La domination Espagnole à Oran sous le gouvernement du Comte D’Alcaudete (1534-1558) :

  • La Première expédition contre Mostaganem (1543).

L’établissement d’un roi vassal [des Espagnols] à Tlemcen faisait fermer aux Turcs la route terrestre d’Oran; mais il fallait aussi leur fermer la route maritime, et pour cela s’emparer de Mostaganem et reprendre les anciennes négociations avec le roi de Ténès, Hamida El-Aouda.

Le comte d’Alcaudete, après quelques jours consacrés au repos, s’occupa, ainsi que son fils Alonso, de tout préparer pour cette nouvelle campagne. Il choisit une grosse pièce de siège et cinq canons de campagne. On réunit des approvisionnements et des munitions. Chaque soldat dut emporter quatre jours de vivres. La cavalerie fort éprouvée dans la récente expédition [de Tlemcen] fut reconstituée. Enfin, le 21 mars, l’armée forte de sept mille hommes environ se mit en marche. L’avant-garde était commandée par le quatrième fils du général, don Martin, et par le major de l’armée, Melchor de Villaroel. Le comte emmenait aussi son fils aîné, et laissait la garde d’Oran à don Francisco qui avait été blessé dans la campagne de Tlemcen.

Le jeudi 22, le campement fut établi près de l’ancienne Arzew [Saint-Leu]. Le lendemain matin (c’était le vendredi saint) l’armée fut attaquée du côté de la mer. Le vice-roi d’Alger, Hassan Agha, imploré par Mouley Mohammed qui du pays des Beni-Rachid s’était enfui vers Alger avait envoyé six navires au secours de Mostaganem. Ces vaisseaux tirèrent des coups de canon et d’arquebuse qui firent quelques victimes. Mais l’artillerie espagnole ayant riposté, les Turcs durent s’éloigner et, comme le vent les empêchait de tenir la mer, ils se réfugièrent dans le port d’Arzew où on n’alla pas les attaquer. L’armée reprit sa marche et fut rejointe vers midi par les contingents "indigènes" du cheikh Guireef ; ils venaient du Tessalah et l’hostilité des gens de Méliona les avait retardés ; ils amenaient un troupeau de quatre mille têtes environ.

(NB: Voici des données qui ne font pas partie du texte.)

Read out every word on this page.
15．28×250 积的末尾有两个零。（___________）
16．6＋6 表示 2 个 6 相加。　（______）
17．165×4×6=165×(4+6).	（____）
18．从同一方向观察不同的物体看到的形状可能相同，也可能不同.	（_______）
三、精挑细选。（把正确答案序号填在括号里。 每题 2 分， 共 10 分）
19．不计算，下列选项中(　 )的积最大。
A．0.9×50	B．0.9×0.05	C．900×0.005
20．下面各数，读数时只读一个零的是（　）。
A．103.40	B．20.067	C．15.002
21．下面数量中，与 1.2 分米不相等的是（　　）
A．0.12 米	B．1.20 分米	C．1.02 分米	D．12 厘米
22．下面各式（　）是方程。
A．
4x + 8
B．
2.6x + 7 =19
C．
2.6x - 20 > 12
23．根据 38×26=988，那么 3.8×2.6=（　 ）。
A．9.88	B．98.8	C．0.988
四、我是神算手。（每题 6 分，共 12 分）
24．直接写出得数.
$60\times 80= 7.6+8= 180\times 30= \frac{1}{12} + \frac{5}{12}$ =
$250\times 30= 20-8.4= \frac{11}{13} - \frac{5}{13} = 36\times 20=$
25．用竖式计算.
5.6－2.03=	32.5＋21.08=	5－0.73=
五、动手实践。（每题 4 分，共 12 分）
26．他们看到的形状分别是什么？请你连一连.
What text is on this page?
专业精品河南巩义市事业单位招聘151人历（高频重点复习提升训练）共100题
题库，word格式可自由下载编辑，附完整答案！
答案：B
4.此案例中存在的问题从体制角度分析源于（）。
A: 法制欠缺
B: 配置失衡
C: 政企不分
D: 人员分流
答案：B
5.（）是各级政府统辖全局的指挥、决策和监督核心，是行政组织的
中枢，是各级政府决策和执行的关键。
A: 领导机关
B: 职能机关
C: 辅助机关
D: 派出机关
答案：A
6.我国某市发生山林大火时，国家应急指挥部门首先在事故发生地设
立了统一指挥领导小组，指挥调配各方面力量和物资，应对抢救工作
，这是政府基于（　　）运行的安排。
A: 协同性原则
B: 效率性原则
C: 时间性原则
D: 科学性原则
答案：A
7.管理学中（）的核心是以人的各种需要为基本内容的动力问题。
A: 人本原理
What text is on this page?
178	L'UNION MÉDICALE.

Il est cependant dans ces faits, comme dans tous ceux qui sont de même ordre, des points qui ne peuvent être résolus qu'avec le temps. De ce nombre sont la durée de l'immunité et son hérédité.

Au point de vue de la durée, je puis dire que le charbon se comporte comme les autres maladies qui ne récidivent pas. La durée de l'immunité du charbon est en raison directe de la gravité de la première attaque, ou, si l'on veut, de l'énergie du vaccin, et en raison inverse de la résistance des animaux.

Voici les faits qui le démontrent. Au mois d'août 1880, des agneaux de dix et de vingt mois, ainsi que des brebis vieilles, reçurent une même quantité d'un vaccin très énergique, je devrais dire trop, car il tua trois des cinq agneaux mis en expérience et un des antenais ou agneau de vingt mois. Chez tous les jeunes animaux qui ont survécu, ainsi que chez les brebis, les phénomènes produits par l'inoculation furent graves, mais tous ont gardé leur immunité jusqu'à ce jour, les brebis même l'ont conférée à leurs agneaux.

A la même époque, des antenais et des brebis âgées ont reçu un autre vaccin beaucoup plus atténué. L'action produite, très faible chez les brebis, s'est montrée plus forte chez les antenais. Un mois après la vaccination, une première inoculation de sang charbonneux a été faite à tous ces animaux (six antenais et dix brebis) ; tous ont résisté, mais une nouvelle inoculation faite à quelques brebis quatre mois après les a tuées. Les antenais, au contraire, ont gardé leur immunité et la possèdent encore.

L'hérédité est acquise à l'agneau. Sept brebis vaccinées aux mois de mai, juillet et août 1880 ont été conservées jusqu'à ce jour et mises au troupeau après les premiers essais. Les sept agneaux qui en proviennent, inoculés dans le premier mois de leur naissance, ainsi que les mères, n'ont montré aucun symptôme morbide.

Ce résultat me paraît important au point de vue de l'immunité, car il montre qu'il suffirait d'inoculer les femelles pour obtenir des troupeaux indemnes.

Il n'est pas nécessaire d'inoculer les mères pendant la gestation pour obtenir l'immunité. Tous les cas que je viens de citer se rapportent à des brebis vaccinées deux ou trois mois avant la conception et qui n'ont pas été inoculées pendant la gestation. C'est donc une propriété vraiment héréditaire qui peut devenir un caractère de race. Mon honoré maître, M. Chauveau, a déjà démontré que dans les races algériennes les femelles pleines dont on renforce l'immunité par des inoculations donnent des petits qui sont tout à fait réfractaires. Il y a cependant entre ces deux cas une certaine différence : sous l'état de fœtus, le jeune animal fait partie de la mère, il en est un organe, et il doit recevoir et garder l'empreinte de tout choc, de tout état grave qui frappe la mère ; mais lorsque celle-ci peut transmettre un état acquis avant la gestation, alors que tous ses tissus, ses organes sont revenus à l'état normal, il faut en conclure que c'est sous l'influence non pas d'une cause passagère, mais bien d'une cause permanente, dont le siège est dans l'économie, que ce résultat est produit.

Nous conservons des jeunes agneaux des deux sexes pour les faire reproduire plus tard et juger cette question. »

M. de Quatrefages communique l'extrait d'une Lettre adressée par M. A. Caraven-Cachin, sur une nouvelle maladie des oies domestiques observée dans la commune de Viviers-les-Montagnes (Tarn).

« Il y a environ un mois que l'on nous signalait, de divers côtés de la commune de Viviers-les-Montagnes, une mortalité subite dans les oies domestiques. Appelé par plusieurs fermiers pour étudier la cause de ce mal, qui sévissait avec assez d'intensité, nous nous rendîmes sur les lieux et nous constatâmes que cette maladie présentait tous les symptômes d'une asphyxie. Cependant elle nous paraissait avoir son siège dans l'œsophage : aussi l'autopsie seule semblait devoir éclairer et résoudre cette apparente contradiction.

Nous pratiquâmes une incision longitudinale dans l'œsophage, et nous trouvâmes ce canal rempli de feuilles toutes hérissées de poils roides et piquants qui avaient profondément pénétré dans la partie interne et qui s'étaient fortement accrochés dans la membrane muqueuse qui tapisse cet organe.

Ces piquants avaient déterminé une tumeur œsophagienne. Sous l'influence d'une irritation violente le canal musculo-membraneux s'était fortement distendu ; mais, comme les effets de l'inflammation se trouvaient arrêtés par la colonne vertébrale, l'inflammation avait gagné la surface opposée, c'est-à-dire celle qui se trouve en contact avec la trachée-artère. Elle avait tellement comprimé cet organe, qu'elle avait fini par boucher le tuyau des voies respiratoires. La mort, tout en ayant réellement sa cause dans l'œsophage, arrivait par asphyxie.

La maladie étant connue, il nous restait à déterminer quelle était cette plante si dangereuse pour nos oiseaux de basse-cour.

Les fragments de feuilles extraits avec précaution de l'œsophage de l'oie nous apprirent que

Vers trois heures, les Espagnols se trouvèrent sur les bords de la Macta (le rio Chiquiznaque) dont les eaux étaient très hautes. Comme on ne trouva point de gué, le comte ordonna d’abattre des arbres et d’en faire un pont. Mais la plupart des soldats traversèrent la rivière à la nage et le pont servi surtout au passage de l’artillerie et des bagages. L’armée campa sur la rive droite au milieu de dunes de sable qui l’abritaient contre le feu des galères turques. Le jour suivant, le général prévoyant que "l’ennemi" n’était pas loin, envoya en avant les auxiliaires indigènes afin d’éclairer la marche. Ils rencontrèrent en effet deux mille cavaliers maures qui s’enfuirent lorsque les Espagnols approchèrent et plus loin quatre mille autres guerriers qui n’essayèrent pas de disputer le terrain.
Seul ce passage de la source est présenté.